U.S. benchmarks rose modestly Tuesday after fresh declines in most of Europe. The S&P 500's trading range, which was within the levels the index moved on Monday, indicates "overall caution" among investors, said Ric Spooner, chief market strategist at CMC Markets.
In Japan, the Nikkei Stock Average lost 0.4% after a day of volatile trade and set another four-month closing low while falling for the 12th session in 15.
Japanese stocks started the day modestly higher but then weakened as the yen rallied and hit a 15-month high against the dollar at around Yen106.85. That pushed the Nikkei down as much as 1.4% but in afternoon action the decline was fully erased as the dollar pushed back up to Yen107.25.
In Hong Kong, the Hang Seng index surged 2.3% and South Korea's Kospi rose 1.1%.
The Kospi was helped by a 3.1% jump in Samsung Electronics (>> Samsung Electronics Co Ltd) . That put the electronic giant's gains for the week at 9.6%, which erased most of the month's decline. Markets there are closed for the rest of the week for the Lunar New Year holiday.
In Hong Kong, index heavyweight Tencent Holdings (>> Tencent Holdings Ltd) has gained 6.4% this week, nearly halving its February pullback.
Chinese equities reversed modest morning declines after two days of strong gains ahead of the holidays. China's markets will be closed from Thursday until Feb. 22.
Asian markets could have been affected by "some prepositioning trades" ahead of the January reading on U.S. consumer inflation data on Wednesday, said Chris Weston, chief market strategist at IG Markets. Ten-year Treasury yields were recently around 2.82%, versus 2.837% in late New York trading.
The dollar has eased to its lowest level in more than a week, weighed by worries over whether the U.S. economy could maintain a 3% growth trend, said Masashi Murata, vice president for global currency strategy at Brown Brothers Harriman in Tokyo.
Local factors also weighed on stock benchmarks in New Zealand and Australia.
The NZX-50 closed down 0.8% as Fletcher Building (>> Fletcher Building Limited) slumped 9.3% to a two-year low after it revealed additional losses at its building-and-interiors division.

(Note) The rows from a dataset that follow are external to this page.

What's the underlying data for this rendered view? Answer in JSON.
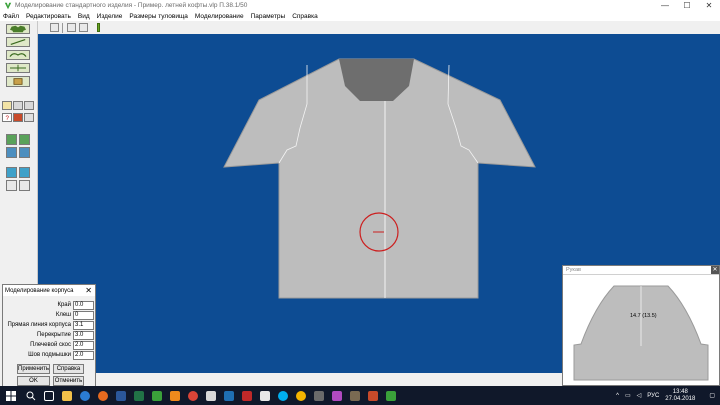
{
  "window": {
    "title": "Моделирование стандартного изделия - Пример. летней кофты.vlp     П.38.1/50",
    "controls": {
      "minimize": "—",
      "maximize": "☐",
      "close": "✕"
    }
  },
  "menu": [
    "Файл",
    "Редактировать",
    "Вид",
    "Изделие",
    "Размеры туловища",
    "Моделирование",
    "Параметры",
    "Справка"
  ],
  "colors": {
    "canvas": "#0d4c93",
    "garment": "#bdbdbd",
    "neckline": "#6e6e6e",
    "accent_green": "#6aa624",
    "marker_red": "#cc1f1f",
    "taskbar": "#10182a"
  },
  "dialog": {
    "title": "Моделирование корпуса",
    "close": "✕",
    "fields": [
      {
        "label": "Край",
        "value": "0.0"
      },
      {
        "label": "Клеш",
        "value": "0"
      },
      {
        "label": "Прямая линия корпуса",
        "value": "3.1"
      },
      {
        "label": "Перекрытие",
        "value": "3.0"
      },
      {
        "label": "Плечевой скос",
        "value": "2.0"
      },
      {
        "label": "Шов подмышки",
        "value": "2.0"
      }
    ],
    "buttons": {
      "apply": "Применить",
      "help": "Справка",
      "ok": "OK",
      "cancel": "Отменить"
    }
  },
  "preview": {
    "title": "Рукав",
    "close": "✕",
    "measure_label": "14.7  (13.5)"
  },
  "taskbar": {
    "icons": [
      "start-icon",
      "search-icon",
      "task-view-icon",
      "explorer-icon",
      "edge-icon",
      "firefox-icon",
      "word-icon",
      "excel-icon",
      "app-icon",
      "vlc-icon",
      "chrome-icon",
      "paint-icon",
      "photos-icon",
      "media-icon",
      "camera-icon",
      "skype-icon",
      "chrome-icon",
      "settings-icon",
      "app-icon",
      "gimp-icon",
      "vector-icon",
      "pattern-app-icon"
    ],
    "language": "РУС",
    "time": "13:48",
    "date": "27.04.2018"
  }
}
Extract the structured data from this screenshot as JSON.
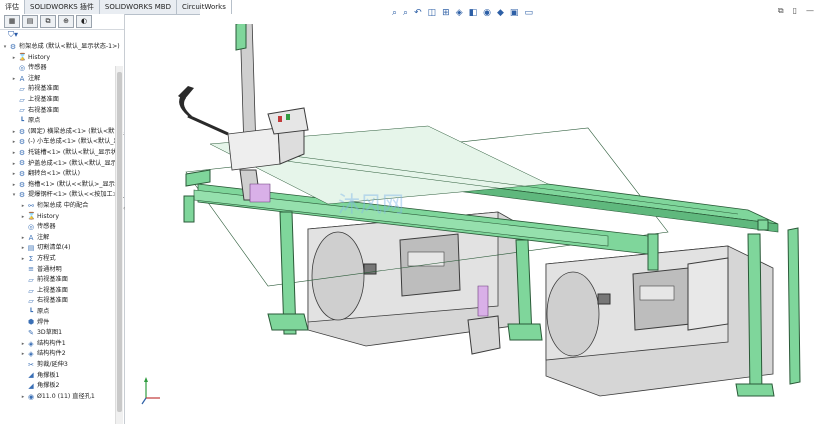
{
  "tabs": [
    "评估",
    "SOLIDWORKS 插件",
    "SOLIDWORKS MBD",
    "CircuitWorks"
  ],
  "manager_tabs": [
    "feature-tree-icon",
    "property-manager-icon",
    "config-manager-icon",
    "dimxpert-icon",
    "display-manager-icon"
  ],
  "filter_icon": "filter-icon",
  "tree": [
    {
      "label": "桁架总成 (默认<默认_显示状态-1>)",
      "indent": 0,
      "icon": "assembly-icon",
      "expand": "▾"
    },
    {
      "label": "History",
      "indent": 1,
      "icon": "history-icon",
      "expand": "▸"
    },
    {
      "label": "传感器",
      "indent": 1,
      "icon": "sensor-icon",
      "expand": ""
    },
    {
      "label": "注解",
      "indent": 1,
      "icon": "annotation-icon",
      "expand": "▸"
    },
    {
      "label": "前视基准面",
      "indent": 1,
      "icon": "plane-icon",
      "expand": ""
    },
    {
      "label": "上视基准面",
      "indent": 1,
      "icon": "plane-icon",
      "expand": ""
    },
    {
      "label": "右视基准面",
      "indent": 1,
      "icon": "plane-icon",
      "expand": ""
    },
    {
      "label": "原点",
      "indent": 1,
      "icon": "origin-icon",
      "expand": ""
    },
    {
      "label": "(固定) 横梁总成<1> (默认<默认_显",
      "indent": 1,
      "icon": "assembly-icon",
      "expand": "▸"
    },
    {
      "label": "(-) 小车总成<1> (默认<默认_显",
      "indent": 1,
      "icon": "assembly-icon",
      "expand": "▸"
    },
    {
      "label": "托链槽<1> (默认<默认_显示状",
      "indent": 1,
      "icon": "assembly-icon",
      "expand": "▸"
    },
    {
      "label": "护盖总成<1> (默认<默认_显示状",
      "indent": 1,
      "icon": "assembly-icon",
      "expand": "▸"
    },
    {
      "label": "翻转台<1> (默认)",
      "indent": 1,
      "icon": "assembly-icon",
      "expand": "▸"
    },
    {
      "label": "拖槽<1> (默认<<默认>_显示状",
      "indent": 1,
      "icon": "assembly-icon",
      "expand": "▸"
    },
    {
      "label": "提爆钢杆<1> (默认<<按加工>>_",
      "indent": 1,
      "icon": "assembly-icon",
      "expand": "▾"
    },
    {
      "label": "桁架总成 中的配合",
      "indent": 2,
      "icon": "mate-icon",
      "expand": "▸"
    },
    {
      "label": "History",
      "indent": 2,
      "icon": "history-icon",
      "expand": "▸"
    },
    {
      "label": "传感器",
      "indent": 2,
      "icon": "sensor-icon",
      "expand": ""
    },
    {
      "label": "注解",
      "indent": 2,
      "icon": "annotation-icon",
      "expand": "▸"
    },
    {
      "label": "切割清单(4)",
      "indent": 2,
      "icon": "cutlist-icon",
      "expand": "▸"
    },
    {
      "label": "方程式",
      "indent": 2,
      "icon": "equation-icon",
      "expand": "▸"
    },
    {
      "label": "普通材明",
      "indent": 2,
      "icon": "material-icon",
      "expand": ""
    },
    {
      "label": "前视基准面",
      "indent": 2,
      "icon": "plane-icon",
      "expand": ""
    },
    {
      "label": "上视基准面",
      "indent": 2,
      "icon": "plane-icon",
      "expand": ""
    },
    {
      "label": "右视基准面",
      "indent": 2,
      "icon": "plane-icon",
      "expand": ""
    },
    {
      "label": "原点",
      "indent": 2,
      "icon": "origin-icon",
      "expand": ""
    },
    {
      "label": "焊件",
      "indent": 2,
      "icon": "weldment-icon",
      "expand": ""
    },
    {
      "label": "3D草图1",
      "indent": 2,
      "icon": "sketch3d-icon",
      "expand": ""
    },
    {
      "label": "结构构件1",
      "indent": 2,
      "icon": "structural-icon",
      "expand": "▸"
    },
    {
      "label": "结构构件2",
      "indent": 2,
      "icon": "structural-icon",
      "expand": "▸"
    },
    {
      "label": "剪裁/延伸3",
      "indent": 2,
      "icon": "trim-icon",
      "expand": ""
    },
    {
      "label": "角撑板1",
      "indent": 2,
      "icon": "gusset-icon",
      "expand": ""
    },
    {
      "label": "角撑板2",
      "indent": 2,
      "icon": "gusset-icon",
      "expand": ""
    },
    {
      "label": "Ø11.0 (11) 直径孔1",
      "indent": 2,
      "icon": "hole-icon",
      "expand": "▸"
    }
  ],
  "view_toolbar": [
    "zoom-fit-icon",
    "zoom-area-icon",
    "previous-view-icon",
    "section-view-icon",
    "dynamic-annotation-icon",
    "view-orientation-icon",
    "display-style-icon",
    "hide-show-icon",
    "edit-appearance-icon",
    "apply-scene-icon",
    "view-settings-icon"
  ],
  "window_controls": [
    "restore-icon",
    "tile-icon",
    "minimize-icon"
  ],
  "watermark": "沐风网",
  "colors": {
    "frame_green": "#7fd69b",
    "frame_edge": "#2a5a38",
    "machine_gray": "#d4d4d4",
    "machine_edge": "#3c3c3c",
    "accent_blue": "#2d5fa6"
  }
}
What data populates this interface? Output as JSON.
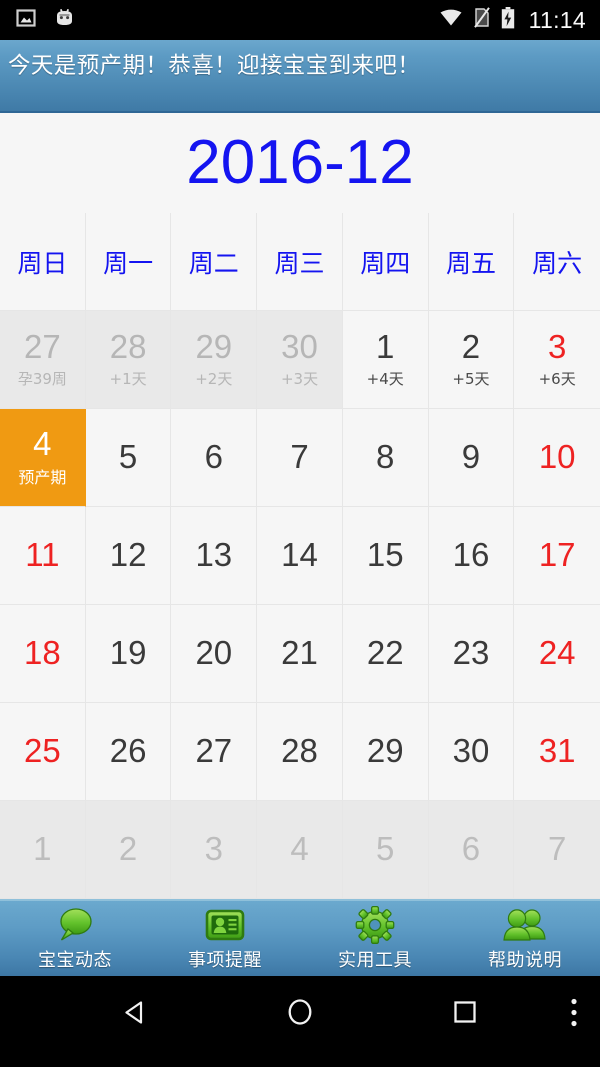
{
  "status_bar": {
    "time": "11:14",
    "icons": [
      "image-icon",
      "android-head-icon",
      "wifi-icon",
      "no-sim-icon",
      "battery-charging-icon"
    ]
  },
  "notice_banner": {
    "text": "今天是预产期！恭喜！迎接宝宝到来吧！",
    "background_top": "#6ba7cd",
    "background_bottom": "#3f7aa6"
  },
  "calendar": {
    "title": "2016-12",
    "title_color": "#1414f0",
    "weekdays": [
      "周日",
      "周一",
      "周二",
      "周三",
      "周四",
      "周五",
      "周六"
    ],
    "accent_color": "#f09a12",
    "weekend_color": "#ee2222",
    "weeks": [
      [
        {
          "day": "27",
          "sub": "孕39周",
          "type": "other"
        },
        {
          "day": "28",
          "sub": "+1天",
          "type": "other"
        },
        {
          "day": "29",
          "sub": "+2天",
          "type": "other"
        },
        {
          "day": "30",
          "sub": "+3天",
          "type": "other"
        },
        {
          "day": "1",
          "sub": "+4天",
          "type": "normal"
        },
        {
          "day": "2",
          "sub": "+5天",
          "type": "normal"
        },
        {
          "day": "3",
          "sub": "+6天",
          "type": "weekend"
        }
      ],
      [
        {
          "day": "4",
          "sub": "预产期",
          "type": "due"
        },
        {
          "day": "5",
          "sub": "",
          "type": "normal"
        },
        {
          "day": "6",
          "sub": "",
          "type": "normal"
        },
        {
          "day": "7",
          "sub": "",
          "type": "normal"
        },
        {
          "day": "8",
          "sub": "",
          "type": "normal"
        },
        {
          "day": "9",
          "sub": "",
          "type": "normal"
        },
        {
          "day": "10",
          "sub": "",
          "type": "weekend"
        }
      ],
      [
        {
          "day": "11",
          "sub": "",
          "type": "weekend"
        },
        {
          "day": "12",
          "sub": "",
          "type": "normal"
        },
        {
          "day": "13",
          "sub": "",
          "type": "normal"
        },
        {
          "day": "14",
          "sub": "",
          "type": "normal"
        },
        {
          "day": "15",
          "sub": "",
          "type": "normal"
        },
        {
          "day": "16",
          "sub": "",
          "type": "normal"
        },
        {
          "day": "17",
          "sub": "",
          "type": "weekend"
        }
      ],
      [
        {
          "day": "18",
          "sub": "",
          "type": "weekend"
        },
        {
          "day": "19",
          "sub": "",
          "type": "normal"
        },
        {
          "day": "20",
          "sub": "",
          "type": "normal"
        },
        {
          "day": "21",
          "sub": "",
          "type": "normal"
        },
        {
          "day": "22",
          "sub": "",
          "type": "normal"
        },
        {
          "day": "23",
          "sub": "",
          "type": "normal"
        },
        {
          "day": "24",
          "sub": "",
          "type": "weekend"
        }
      ],
      [
        {
          "day": "25",
          "sub": "",
          "type": "weekend"
        },
        {
          "day": "26",
          "sub": "",
          "type": "normal"
        },
        {
          "day": "27",
          "sub": "",
          "type": "normal"
        },
        {
          "day": "28",
          "sub": "",
          "type": "normal"
        },
        {
          "day": "29",
          "sub": "",
          "type": "normal"
        },
        {
          "day": "30",
          "sub": "",
          "type": "normal"
        },
        {
          "day": "31",
          "sub": "",
          "type": "weekend"
        }
      ],
      [
        {
          "day": "1",
          "sub": "",
          "type": "trail"
        },
        {
          "day": "2",
          "sub": "",
          "type": "trail"
        },
        {
          "day": "3",
          "sub": "",
          "type": "trail"
        },
        {
          "day": "4",
          "sub": "",
          "type": "trail"
        },
        {
          "day": "5",
          "sub": "",
          "type": "trail"
        },
        {
          "day": "6",
          "sub": "",
          "type": "trail"
        },
        {
          "day": "7",
          "sub": "",
          "type": "trail"
        }
      ]
    ]
  },
  "tab_bar": {
    "items": [
      {
        "label": "宝宝动态",
        "icon": "speech-bubble-icon"
      },
      {
        "label": "事项提醒",
        "icon": "contact-card-icon"
      },
      {
        "label": "实用工具",
        "icon": "gear-icon"
      },
      {
        "label": "帮助说明",
        "icon": "people-icon"
      }
    ],
    "icon_color": "#5cc12a"
  },
  "nav_bar": {
    "buttons": [
      "back-icon",
      "home-icon",
      "recents-icon",
      "overflow-menu-icon"
    ]
  }
}
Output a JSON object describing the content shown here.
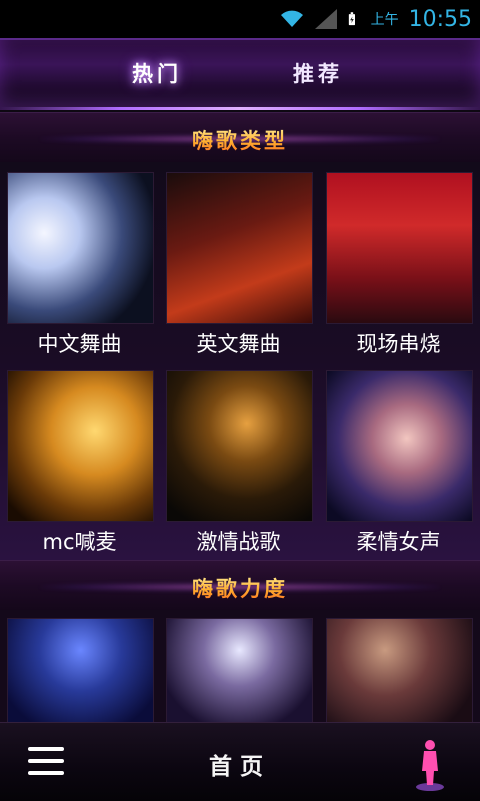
{
  "status_bar": {
    "ampm": "上午",
    "time": "10:55",
    "icons": [
      "wifi-icon",
      "signal-icon",
      "battery-charging-icon"
    ],
    "accent_color": "#33b5e5"
  },
  "top_tabs": [
    {
      "label": "热门",
      "selected": true
    },
    {
      "label": "推荐",
      "selected": false
    }
  ],
  "sections": [
    {
      "title": "嗨歌类型",
      "items": [
        {
          "label": "中文舞曲"
        },
        {
          "label": "英文舞曲"
        },
        {
          "label": "现场串烧"
        },
        {
          "label": "mc喊麦"
        },
        {
          "label": "激情战歌"
        },
        {
          "label": "柔情女声"
        }
      ]
    },
    {
      "title": "嗨歌力度",
      "items": [
        {
          "label": ""
        },
        {
          "label": ""
        },
        {
          "label": ""
        }
      ]
    }
  ],
  "bottom_bar": {
    "menu_icon": "menu-icon",
    "title": "首页",
    "right_icon": "figure-icon"
  },
  "colors": {
    "background": "#0e0812",
    "accent_purple": "#b06cff",
    "section_title_gradient": [
      "#fff3a0",
      "#ffb030",
      "#ff6a20"
    ]
  }
}
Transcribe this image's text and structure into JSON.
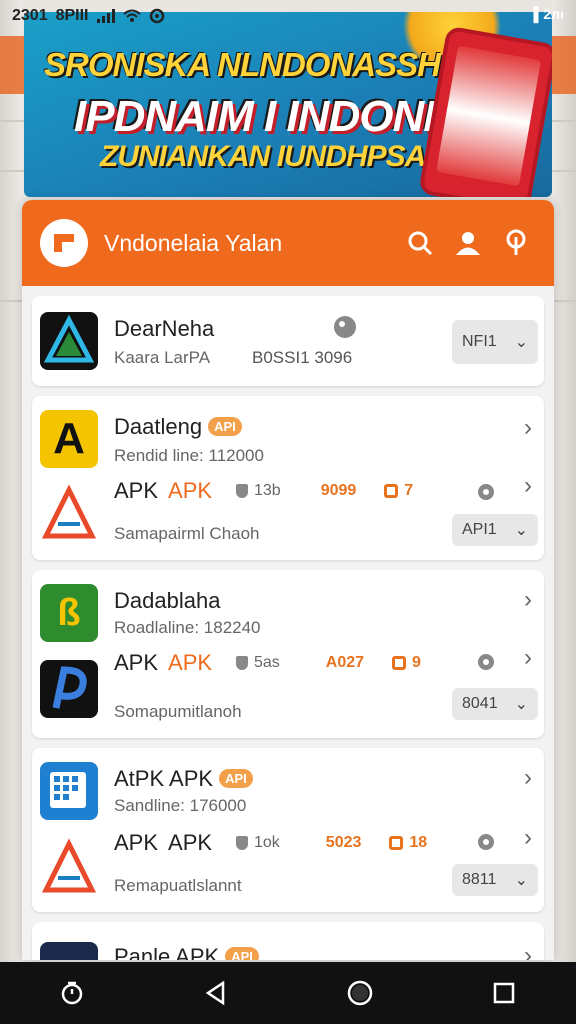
{
  "status_bar": {
    "time_text": "2301",
    "network": "8PIII",
    "right_text": "▌2лı"
  },
  "banner": {
    "line1": "SRONISKA NLNDONASSH",
    "line2": "IPDNAIM I INDONFSA!",
    "line3": "ZUNIANKAN IUNDHPSAN"
  },
  "app": {
    "title": "Vndonelaia Yalan",
    "icons": [
      "search-icon",
      "person-icon",
      "info-icon"
    ],
    "accent": "#ef6a1c"
  },
  "items": [
    {
      "title": "DearNeha",
      "subtitle": "Kaara LarPA",
      "code": "B0SSI1 3096",
      "dropdown": "NFI1"
    },
    {
      "title": "Daatleng",
      "badge": "API",
      "subtitle": "Rendid line: 112000",
      "apk_label": "APK",
      "apk_orange": "APK",
      "stat1": "13b",
      "stat2": "9099",
      "stat3": "7",
      "caption": "Samapairml Chaoh",
      "dropdown": "API1"
    },
    {
      "title": "Dadablaha",
      "subtitle": "Roadlaline: 182240",
      "apk_label": "APK",
      "apk_orange": "APK",
      "stat1": "5as",
      "stat2": "A027",
      "stat3": "9",
      "caption": "Somapumitlanoh",
      "dropdown": "8041"
    },
    {
      "title": "AtPK APK",
      "badge": "API",
      "subtitle": "Sandline: 176000",
      "apk_label": "APK",
      "apk_orange": "APK",
      "stat1": "1ok",
      "stat2": "5023",
      "stat3": "18",
      "caption": "Remapuatlslannt",
      "dropdown": "8811"
    },
    {
      "title": "Panle APK",
      "badge": "API"
    }
  ]
}
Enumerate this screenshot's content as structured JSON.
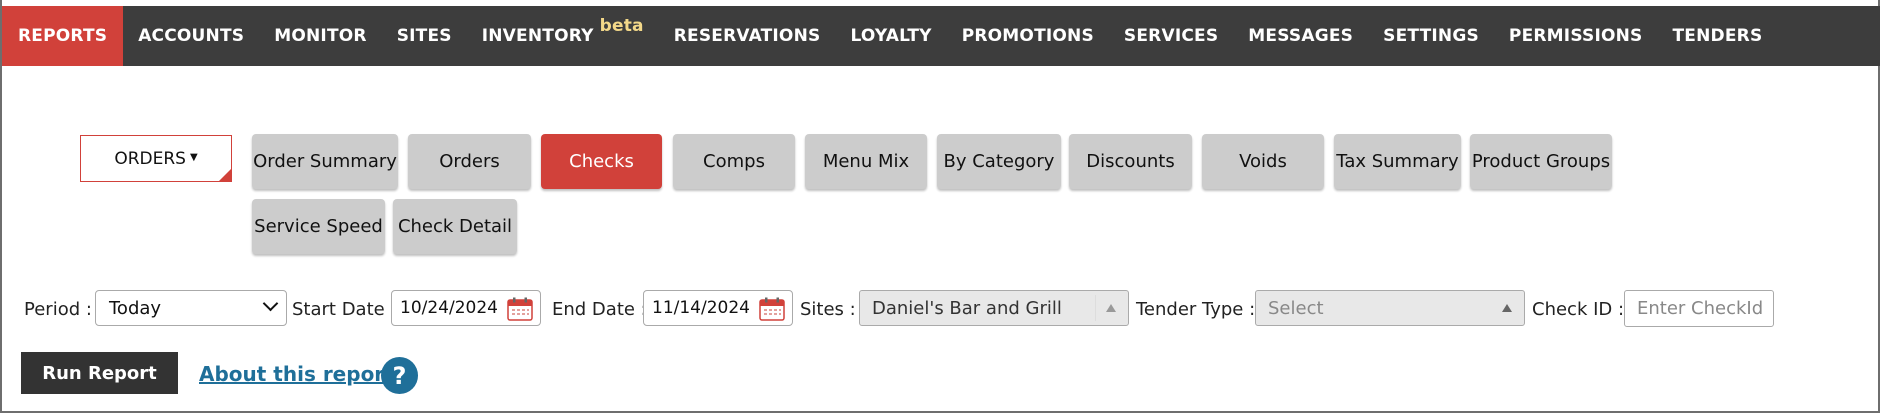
{
  "nav": {
    "items": [
      {
        "label": "REPORTS"
      },
      {
        "label": "ACCOUNTS"
      },
      {
        "label": "MONITOR"
      },
      {
        "label": "SITES"
      },
      {
        "label": "INVENTORY",
        "badge": "beta"
      },
      {
        "label": "RESERVATIONS"
      },
      {
        "label": "LOYALTY"
      },
      {
        "label": "PROMOTIONS"
      },
      {
        "label": "SERVICES"
      },
      {
        "label": "MESSAGES"
      },
      {
        "label": "SETTINGS"
      },
      {
        "label": "PERMISSIONS"
      },
      {
        "label": "TENDERS"
      }
    ],
    "active_index": 0
  },
  "category_dropdown": {
    "label": "ORDERS"
  },
  "report_tabs": [
    {
      "label": "Order Summary"
    },
    {
      "label": "Orders"
    },
    {
      "label": "Checks"
    },
    {
      "label": "Comps"
    },
    {
      "label": "Menu Mix"
    },
    {
      "label": "By Category"
    },
    {
      "label": "Discounts"
    },
    {
      "label": "Voids"
    },
    {
      "label": "Tax Summary"
    },
    {
      "label": "Product Groups"
    },
    {
      "label": "Service Speed"
    },
    {
      "label": "Check Detail"
    }
  ],
  "active_report": "Checks",
  "filters": {
    "period_label": "Period :",
    "period_value": "Today",
    "start_label": "Start Date :",
    "start_value": "10/24/2024",
    "end_label": "End Date :",
    "end_value": "11/14/2024",
    "sites_label": "Sites :",
    "sites_value": "Daniel's Bar and Grill",
    "tender_label": "Tender Type :",
    "tender_placeholder": "Select",
    "checkid_label": "Check ID :",
    "checkid_placeholder": "Enter CheckId"
  },
  "actions": {
    "run_label": "Run Report",
    "about_label": "About this report",
    "help_glyph": "?"
  },
  "colors": {
    "nav_bg": "#3d3d3d",
    "accent": "#d1413a",
    "tab_bg": "#cccccc",
    "link": "#1f6f99"
  }
}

Trade in the company's shares were halted for nearly a week after Fletcher said Thursday it expected more red ink for the segment.
Australia's S&P/ASX 200 eased 0.3%, reversing some of Tuesday's rebound. Commonwealth Bank (>> Commonwealth Bank of Australia), the country's biggest lender, started trading ex-dividend Wednesday, reflecting the company's upcoming payout to shareholders.